I know nothing of ham radios. However, my elderly uncle, who lives next door to me has a ham radio. He has a very tall antenna. He gets a friend of his to string what looks like to me, an "air fence" around the property. He attaches what he calls a "loop antenna" to my house. This wire is strung through the trees. It doesn't create a complete circle. Is this really necessary?
The loop antenna is a different antenna than the primary antenna. Because the primary antenna and the loop antenna work differently, sometimes one antenna can be used to make contact with another station when the other antenna wouldn't work. Sometimes one antenna will work, sometimes the other antenna will work, and sometimes they both will work. So the loop antenna is probably not strictly necessary.

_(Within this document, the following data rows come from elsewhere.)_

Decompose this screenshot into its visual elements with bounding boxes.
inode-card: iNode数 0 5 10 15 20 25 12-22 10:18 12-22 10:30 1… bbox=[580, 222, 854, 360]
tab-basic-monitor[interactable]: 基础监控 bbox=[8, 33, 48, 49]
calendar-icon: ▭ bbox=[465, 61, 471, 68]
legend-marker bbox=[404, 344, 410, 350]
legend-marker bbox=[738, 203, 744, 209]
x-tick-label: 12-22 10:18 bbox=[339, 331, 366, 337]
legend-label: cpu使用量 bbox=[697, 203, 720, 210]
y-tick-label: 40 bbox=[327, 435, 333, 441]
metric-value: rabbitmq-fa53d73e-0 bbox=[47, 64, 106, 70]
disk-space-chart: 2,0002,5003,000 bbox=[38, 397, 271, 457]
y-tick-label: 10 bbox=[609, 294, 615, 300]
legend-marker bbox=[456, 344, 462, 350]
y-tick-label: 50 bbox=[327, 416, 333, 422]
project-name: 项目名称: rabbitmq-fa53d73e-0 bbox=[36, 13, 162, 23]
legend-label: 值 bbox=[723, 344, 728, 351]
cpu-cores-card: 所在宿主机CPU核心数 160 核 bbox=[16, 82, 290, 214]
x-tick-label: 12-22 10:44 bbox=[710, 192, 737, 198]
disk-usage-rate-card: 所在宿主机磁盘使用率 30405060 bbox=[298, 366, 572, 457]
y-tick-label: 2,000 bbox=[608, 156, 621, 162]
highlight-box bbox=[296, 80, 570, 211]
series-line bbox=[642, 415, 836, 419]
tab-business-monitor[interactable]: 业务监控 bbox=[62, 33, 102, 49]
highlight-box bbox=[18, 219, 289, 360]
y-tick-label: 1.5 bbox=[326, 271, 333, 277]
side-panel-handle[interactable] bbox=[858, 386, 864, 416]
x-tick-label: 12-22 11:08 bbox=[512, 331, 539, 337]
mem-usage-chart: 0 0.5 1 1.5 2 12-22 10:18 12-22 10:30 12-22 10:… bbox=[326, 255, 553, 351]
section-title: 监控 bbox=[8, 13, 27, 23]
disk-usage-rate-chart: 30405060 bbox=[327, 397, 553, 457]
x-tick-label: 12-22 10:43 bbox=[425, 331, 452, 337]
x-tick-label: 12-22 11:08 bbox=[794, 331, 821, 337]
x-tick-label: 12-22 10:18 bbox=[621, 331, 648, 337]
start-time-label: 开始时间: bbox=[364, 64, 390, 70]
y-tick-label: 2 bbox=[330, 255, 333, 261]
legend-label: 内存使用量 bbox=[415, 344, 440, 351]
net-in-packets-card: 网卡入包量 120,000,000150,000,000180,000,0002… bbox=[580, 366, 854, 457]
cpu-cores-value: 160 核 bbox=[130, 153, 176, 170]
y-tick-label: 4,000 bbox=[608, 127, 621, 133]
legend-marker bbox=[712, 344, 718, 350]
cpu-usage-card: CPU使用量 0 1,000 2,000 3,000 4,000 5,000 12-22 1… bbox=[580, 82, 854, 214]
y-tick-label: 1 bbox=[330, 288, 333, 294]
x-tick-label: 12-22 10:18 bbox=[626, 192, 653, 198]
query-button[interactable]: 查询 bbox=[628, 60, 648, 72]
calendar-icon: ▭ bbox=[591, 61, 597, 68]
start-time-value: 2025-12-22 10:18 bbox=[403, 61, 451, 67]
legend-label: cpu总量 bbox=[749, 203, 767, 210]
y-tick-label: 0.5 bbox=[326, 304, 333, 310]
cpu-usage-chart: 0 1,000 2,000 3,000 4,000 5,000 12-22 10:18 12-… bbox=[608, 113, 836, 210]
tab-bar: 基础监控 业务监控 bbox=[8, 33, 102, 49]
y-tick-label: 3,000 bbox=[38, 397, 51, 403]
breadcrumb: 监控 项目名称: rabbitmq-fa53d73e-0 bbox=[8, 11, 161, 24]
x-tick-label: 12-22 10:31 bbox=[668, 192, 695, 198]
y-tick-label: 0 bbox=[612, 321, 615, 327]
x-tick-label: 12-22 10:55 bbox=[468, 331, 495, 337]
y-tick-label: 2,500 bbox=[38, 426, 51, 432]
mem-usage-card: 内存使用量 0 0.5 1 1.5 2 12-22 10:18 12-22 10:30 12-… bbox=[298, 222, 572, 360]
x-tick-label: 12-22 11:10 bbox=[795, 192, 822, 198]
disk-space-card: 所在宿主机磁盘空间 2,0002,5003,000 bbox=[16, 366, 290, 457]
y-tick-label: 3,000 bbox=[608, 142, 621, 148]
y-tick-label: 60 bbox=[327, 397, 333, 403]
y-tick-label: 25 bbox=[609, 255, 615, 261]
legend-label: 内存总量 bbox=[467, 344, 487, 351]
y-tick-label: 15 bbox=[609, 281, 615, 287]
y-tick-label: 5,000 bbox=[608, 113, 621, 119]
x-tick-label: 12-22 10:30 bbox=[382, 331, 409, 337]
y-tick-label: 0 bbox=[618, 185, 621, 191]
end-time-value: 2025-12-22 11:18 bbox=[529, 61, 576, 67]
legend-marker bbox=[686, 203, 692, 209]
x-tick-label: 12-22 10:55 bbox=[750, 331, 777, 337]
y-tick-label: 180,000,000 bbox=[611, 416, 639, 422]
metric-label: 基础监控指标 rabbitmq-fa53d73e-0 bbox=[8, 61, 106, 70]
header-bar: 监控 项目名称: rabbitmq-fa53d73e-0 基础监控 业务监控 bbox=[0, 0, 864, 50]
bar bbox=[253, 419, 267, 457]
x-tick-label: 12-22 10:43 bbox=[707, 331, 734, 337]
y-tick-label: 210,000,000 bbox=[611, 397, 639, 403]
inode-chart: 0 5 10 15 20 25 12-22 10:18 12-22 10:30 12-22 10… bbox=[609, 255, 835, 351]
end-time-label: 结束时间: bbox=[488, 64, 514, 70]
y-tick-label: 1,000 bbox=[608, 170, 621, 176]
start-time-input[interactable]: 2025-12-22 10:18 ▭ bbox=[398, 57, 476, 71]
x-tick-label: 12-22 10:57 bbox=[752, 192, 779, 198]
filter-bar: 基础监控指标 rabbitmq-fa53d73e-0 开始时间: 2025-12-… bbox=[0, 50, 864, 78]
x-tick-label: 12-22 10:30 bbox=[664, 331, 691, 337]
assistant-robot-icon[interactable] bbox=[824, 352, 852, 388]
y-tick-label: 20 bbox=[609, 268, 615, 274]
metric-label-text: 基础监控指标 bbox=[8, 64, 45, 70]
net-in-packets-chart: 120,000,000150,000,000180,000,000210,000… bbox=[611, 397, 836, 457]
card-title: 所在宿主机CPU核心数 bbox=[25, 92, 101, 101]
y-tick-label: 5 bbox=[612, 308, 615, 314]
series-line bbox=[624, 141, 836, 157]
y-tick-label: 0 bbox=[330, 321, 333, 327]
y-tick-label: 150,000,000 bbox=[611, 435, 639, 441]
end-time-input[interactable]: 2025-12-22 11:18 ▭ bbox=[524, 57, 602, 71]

Your uncle probably doesn't need to use both antennas to enjoy ham radio, but having two antennas is more fun for your uncle than having just one antenna.
It is most commonly unnecessary to need a loop antenna to make a (tall) vertical antenna work.
However, a horizontal loop antenna has a different polarization (like polaroid sunglasses for reflections) and pattern (roughly its aim) than a vertical antenna. And each antenna might be better at receiving signals that match their polarization and directional aim (if any). So having two antennas allows a HAM operator to switch between them and perhaps hear or send signals from or to a different set of far away (or nearby) radio stations.
To receive or transmit lower frequency signals, a loop antenna may need to be of a certain large enough size to work efficiently. Hundreds of feet for the lowest HAM band frequencies.
Also, power lines and stuff inside houses sometime radiate interfering electromagnetic waves. A horizontal loop might pick up less of this electrical noise, making it easier to hear more distant radio stations.